Watershed Restoration: Principles and Practices

Chapter 7: Ecological Principles

C. A. Frissell

doi: https://doi.org/10.47886/9781888569049.ch7

What ecological assumptions and strategic considerations underlie restoration of aquatic ecosystems, particularly riverine systems? Managers sometimes pursue aquatic habitat restoration as a self-evident need, with little or no deliberation of the appropriateness of goals, objectives, and methods. In this sense, restoration is treated as a routine maintenance activity, rather than as the science it must be. In this chapter, I argue that restoration and habitat management have been hindered by inattention to ecological context and ignorance of the ecosystem processes involved in the degradation of aquatic resources.
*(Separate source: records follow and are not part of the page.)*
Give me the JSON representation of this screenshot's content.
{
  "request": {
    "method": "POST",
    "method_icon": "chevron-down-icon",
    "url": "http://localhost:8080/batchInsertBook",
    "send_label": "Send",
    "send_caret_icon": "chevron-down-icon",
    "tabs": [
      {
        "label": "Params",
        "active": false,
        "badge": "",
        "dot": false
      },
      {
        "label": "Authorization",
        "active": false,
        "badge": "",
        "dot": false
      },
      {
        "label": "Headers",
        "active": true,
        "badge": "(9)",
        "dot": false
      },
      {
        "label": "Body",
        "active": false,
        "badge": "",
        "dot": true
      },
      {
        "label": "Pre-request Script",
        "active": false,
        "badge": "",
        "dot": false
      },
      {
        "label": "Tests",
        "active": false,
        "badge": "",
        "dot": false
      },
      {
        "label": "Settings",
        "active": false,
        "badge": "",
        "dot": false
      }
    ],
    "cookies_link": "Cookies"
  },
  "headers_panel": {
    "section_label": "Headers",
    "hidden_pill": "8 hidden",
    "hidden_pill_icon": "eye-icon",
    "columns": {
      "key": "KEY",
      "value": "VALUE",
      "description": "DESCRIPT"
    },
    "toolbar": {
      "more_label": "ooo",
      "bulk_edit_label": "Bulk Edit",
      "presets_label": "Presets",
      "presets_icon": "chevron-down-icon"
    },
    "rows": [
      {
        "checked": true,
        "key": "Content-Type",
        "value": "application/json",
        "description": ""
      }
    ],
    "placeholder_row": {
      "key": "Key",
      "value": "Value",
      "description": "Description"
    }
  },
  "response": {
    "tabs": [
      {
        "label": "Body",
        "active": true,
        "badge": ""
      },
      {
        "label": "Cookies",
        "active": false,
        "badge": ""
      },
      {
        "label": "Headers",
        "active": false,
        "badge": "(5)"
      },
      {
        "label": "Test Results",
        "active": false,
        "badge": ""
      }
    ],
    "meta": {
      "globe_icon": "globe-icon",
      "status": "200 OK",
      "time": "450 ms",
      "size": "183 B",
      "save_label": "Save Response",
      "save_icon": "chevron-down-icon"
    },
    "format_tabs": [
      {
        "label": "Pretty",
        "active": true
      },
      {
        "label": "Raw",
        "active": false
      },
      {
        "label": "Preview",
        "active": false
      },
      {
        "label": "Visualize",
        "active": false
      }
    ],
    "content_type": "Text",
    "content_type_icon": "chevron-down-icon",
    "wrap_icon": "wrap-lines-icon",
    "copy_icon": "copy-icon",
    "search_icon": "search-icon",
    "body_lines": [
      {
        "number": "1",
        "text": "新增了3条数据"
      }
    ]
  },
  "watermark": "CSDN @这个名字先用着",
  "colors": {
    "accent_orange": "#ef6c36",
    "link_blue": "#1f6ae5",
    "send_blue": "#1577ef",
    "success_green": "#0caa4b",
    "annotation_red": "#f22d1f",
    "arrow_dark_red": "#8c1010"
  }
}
Neglect of ecological context has contributed to a long-standing, artificially imposed dichotomy between habitat restoration and habitat protection that has undermined conservation efforts (Doppelt et al. 1993).

After diagnosing the often-implicit ecological assumptions of past restoration, I suggest an alternative logic and conceptual framework for developing integrated and ecologically sustainable strategies for watershed restoration and protection, and for establishing new priorities in restoration tactics. This approach explicitly considers the spatial and temporal patterns in the physical and ecological function of watersheds, with special attention to the natural– historical template provided by existing patterns of aquatic biodiversity. Such an approach has been widely advocated by many scientists and nongovernmental organizations (e.g., Doppelt et al. 1993). Variations of it have been at least tentatively implemented in recent federal and state restoration projects in the Pacific Northwest.